Design and Technology challenges pupils to combine their knowledge and skills to develop their creativity and problem-solving skills.
All boys are given the opportunity to tackle design problems of their own choice and to explore and develop effective and innovative solutions. And with the choice of architecture, environmental, furniture, product and transport design, to name just a few, the range of projects produced by boys is extremely wide ranging.
We encourage boys to develop their own individual thoughts and ideas about design. Central to the ethos of the department are Dieter Rams' 10 Principles of Good Design which are used to develop the critical thinking of each boys own work and that of others.

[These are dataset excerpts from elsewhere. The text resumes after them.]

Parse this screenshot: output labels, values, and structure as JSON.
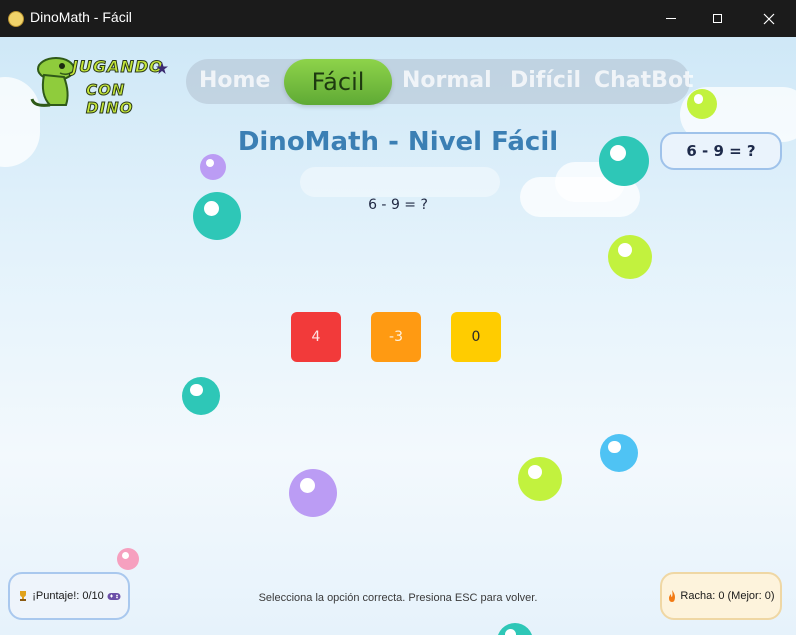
{
  "window": {
    "title": "DinoMath - Fácil"
  },
  "logo": {
    "line1": "JUGANDO",
    "line2": "CON DINO"
  },
  "nav": {
    "items": [
      "Home",
      "Fácil",
      "Normal",
      "Difícil",
      "ChatBot"
    ],
    "active": "Fácil"
  },
  "page": {
    "heading": "DinoMath - Nivel Fácil",
    "question_badge": "6 - 9 = ?",
    "question": "6 - 9 = ?",
    "hint": "Selecciona la opción correcta. Presiona ESC para volver."
  },
  "answers": [
    {
      "label": "4",
      "color": "#f23a3a"
    },
    {
      "label": "-3",
      "color": "#ff9a12"
    },
    {
      "label": "0",
      "color": "#ffcc00"
    }
  ],
  "status": {
    "score_label": "¡Puntaje!: 0/10",
    "streak_label": "Racha: 0 (Mejor: 0)"
  },
  "colors": {
    "heading": "#3b7fb4",
    "nav_active": "#6fbf3e",
    "bubble_teal": "#2ec7b7",
    "bubble_lime": "#c2f23e",
    "bubble_purple": "#bb9cf4",
    "bubble_blue": "#4fc3f4",
    "bubble_pink": "#f6a0bf"
  }
}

As well as preparing boys for university and future careers in design and engineering, we aim to:
- develop creativity and problem-solving abilities
- develop cognitive skills where thinking is directed to action
- facilitate the ability to look for and identify needs, wants and opportunities and respond to them by developing a range of ideas, making products and systems
- promote creative thinking to improve quality of life and facilitate becoming innovators
- build and apply a repertoire of knowledge, understanding and skills in order to design and make high-quality prototypes and products for a wide range of users
- develop hand-eye co-ordination in the precise use of tools and materials and to combine practical skills with an understanding of aesthetics, social and environmental issues, function and industrial practices
- promote discriminating and informed users of products
- facilitate their ability to critique, evaluate and test ideas and products of their own, as well as the work of others
- develop the creative, technical and practical expertise needed to perform everyday tasks confidently and to participate successfully in an increasingly technological world
- encourage reflection on and evaluation of present and past design technology, its uses and effects.
There are many enrichment opportunities available to boys who study Design and Technology, including the opportunity to showcase their design work in the School’s prestigious Design Technology exhibition, held every other year. They also regularly compete in national competitions, including The National Science & Engineering competition, which is the largest celebration of science, technology and engineering for people in the UK.
Each term, boys have the opportunity to attend a range of lectures at the University of London and Institute of Education, as well as visit the 100% Design Show in London, The Design Museum and the Victorian & Albert Museum.
We encourage boys interested in a career in design to apply for an Arkwright Engineering Scholarship, one of the most prestigious scholarship schemes in the UK, only awarded to high-calibre students through a rigorous selection process. We also encourage boys to attend university residential courses, and support them in their preparation for university life and in identifying which particular courses they may wish to follow.